LILONGWE, Malawi — President Lazarus Chakwera on Monday stormed through the capital with the energy of a man half his age, promising a modern city and a better Malawi, while his main rival, former president Peter Mutharika, remained largely absent from the campaign trail.

Posting on his official Facebook page just two hours ago, Chakwera declared:

“Today, I had the privilege of engaging residents of constituencies in the City of Lilongwe, carrying with me a pledge of a better Malawi as outlined in our manifesto.
The capital city has become the centre of some of my administration’s flagship projects and programmes. This we have done to transform the city into a modern metropolis.”

The president pointed to a string of flagship developments: new roads, sports facilities, modern housing, expanded water and electricity connections, and NEEF loans to fuel small business growth. He vowed to transform the youth fund into a full-fledged bank to unlock real wealth creation for ordinary Malawians.

With the election just three weeks away, Chakwera urged Malawians to “vote in large numbers, promote peace, and stand firm in building a Lilongwe that reaches international standards while ensuring development also touches every community.”

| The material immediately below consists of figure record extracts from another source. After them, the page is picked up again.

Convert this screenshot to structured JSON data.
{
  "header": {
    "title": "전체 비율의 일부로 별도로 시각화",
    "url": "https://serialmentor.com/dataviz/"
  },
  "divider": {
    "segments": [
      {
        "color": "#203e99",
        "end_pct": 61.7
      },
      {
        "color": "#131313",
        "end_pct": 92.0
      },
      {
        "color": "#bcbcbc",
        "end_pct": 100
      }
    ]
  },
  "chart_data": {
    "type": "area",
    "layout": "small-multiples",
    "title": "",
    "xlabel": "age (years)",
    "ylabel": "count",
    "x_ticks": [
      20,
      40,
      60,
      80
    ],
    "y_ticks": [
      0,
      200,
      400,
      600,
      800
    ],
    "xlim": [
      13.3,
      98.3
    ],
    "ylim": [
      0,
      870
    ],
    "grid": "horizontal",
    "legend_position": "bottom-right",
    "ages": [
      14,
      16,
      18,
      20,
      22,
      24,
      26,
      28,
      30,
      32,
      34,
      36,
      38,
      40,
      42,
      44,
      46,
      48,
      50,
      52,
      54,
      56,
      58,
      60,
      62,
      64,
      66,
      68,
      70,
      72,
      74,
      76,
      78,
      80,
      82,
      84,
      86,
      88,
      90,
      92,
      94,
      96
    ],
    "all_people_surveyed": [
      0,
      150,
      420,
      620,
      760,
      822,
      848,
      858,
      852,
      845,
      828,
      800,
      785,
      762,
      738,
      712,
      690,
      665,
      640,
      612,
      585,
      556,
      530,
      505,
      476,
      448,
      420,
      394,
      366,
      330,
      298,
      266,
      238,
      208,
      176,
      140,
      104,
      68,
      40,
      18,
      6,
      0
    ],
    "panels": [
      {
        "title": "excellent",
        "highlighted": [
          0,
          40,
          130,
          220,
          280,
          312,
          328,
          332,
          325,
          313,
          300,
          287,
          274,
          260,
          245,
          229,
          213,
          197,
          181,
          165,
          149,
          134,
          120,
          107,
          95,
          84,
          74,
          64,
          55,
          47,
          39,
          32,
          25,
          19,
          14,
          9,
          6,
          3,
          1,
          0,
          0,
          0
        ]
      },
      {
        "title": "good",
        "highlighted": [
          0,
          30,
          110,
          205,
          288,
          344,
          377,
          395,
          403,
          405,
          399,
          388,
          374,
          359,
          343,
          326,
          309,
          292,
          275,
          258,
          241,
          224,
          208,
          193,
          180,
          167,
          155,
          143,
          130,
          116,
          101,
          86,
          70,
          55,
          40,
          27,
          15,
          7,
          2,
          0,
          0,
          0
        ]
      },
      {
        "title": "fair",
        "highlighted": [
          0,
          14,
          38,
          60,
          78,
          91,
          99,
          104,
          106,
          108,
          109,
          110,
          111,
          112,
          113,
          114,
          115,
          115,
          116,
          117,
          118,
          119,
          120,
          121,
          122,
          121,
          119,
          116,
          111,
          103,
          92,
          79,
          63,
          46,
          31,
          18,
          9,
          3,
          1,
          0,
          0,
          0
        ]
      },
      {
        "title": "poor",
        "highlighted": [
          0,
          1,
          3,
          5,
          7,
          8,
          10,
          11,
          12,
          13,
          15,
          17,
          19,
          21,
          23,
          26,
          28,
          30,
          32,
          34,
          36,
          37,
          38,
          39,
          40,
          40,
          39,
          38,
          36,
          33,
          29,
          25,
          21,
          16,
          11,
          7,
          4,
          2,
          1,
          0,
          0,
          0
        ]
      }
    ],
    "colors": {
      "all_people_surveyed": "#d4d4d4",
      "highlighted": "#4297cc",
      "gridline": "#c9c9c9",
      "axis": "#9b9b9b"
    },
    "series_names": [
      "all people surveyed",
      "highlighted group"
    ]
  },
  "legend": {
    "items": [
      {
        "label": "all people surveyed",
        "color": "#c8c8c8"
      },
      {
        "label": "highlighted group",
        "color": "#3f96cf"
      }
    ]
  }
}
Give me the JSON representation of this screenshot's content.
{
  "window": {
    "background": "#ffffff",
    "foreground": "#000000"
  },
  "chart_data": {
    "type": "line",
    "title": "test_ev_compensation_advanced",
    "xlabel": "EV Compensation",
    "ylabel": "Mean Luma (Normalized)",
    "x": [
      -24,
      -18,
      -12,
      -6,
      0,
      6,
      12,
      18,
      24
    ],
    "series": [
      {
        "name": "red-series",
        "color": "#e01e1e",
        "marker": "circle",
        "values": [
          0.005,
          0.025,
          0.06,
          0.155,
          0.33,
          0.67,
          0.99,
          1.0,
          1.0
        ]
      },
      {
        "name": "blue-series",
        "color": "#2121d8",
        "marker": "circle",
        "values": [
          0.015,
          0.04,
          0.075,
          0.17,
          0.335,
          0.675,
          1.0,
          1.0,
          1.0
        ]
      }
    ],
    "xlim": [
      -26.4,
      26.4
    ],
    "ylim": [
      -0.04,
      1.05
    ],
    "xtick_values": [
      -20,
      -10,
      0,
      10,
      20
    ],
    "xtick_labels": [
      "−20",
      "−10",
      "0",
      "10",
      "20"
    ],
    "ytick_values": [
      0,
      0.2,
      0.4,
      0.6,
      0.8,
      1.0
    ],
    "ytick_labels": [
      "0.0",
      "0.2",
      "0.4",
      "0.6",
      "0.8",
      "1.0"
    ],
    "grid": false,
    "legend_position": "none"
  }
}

Analysts say the message is simple but powerful: Chakwera is everywhere, unstoppable, and speaking directly to people’s hopes, while Mutharika — now 84 — is fading from the political stage. “It is like watching a man running with a fresh wind at his back against someone dragging his feet in the sand,” one political observer in Lilongwe said.

The symbolism is hard to miss. Chakwera rises each day like a farmer in the rainy season — sowing promises, watering projects, harvesting crowds. Mutharika, meanwhile, has been mocked for spending more time inside his Page House than among the voters he hopes to court. His rare public appearances are seen as too little, too late.

In Malawi, the proverb goes: “You cannot harvest where you did not plant.” Chakwera has planted across the central region and sealed it tight. His allies in the north, led by Vitumbiko Mumba, have already ringfenced Karonga, Chitipa, and Nkhatabay. With Lilongwe electrified and the north consolidated, Mutharika’s path narrows to a dead end.

For Chakwera, the campaign feels less like a struggle and more like a march to inevitable victory. “Game iyiyi ndi wadya ntoliro,” he has told supporters — a vow to fight until the last whistle. For Mutharika, critics say, the final whistle has already blown.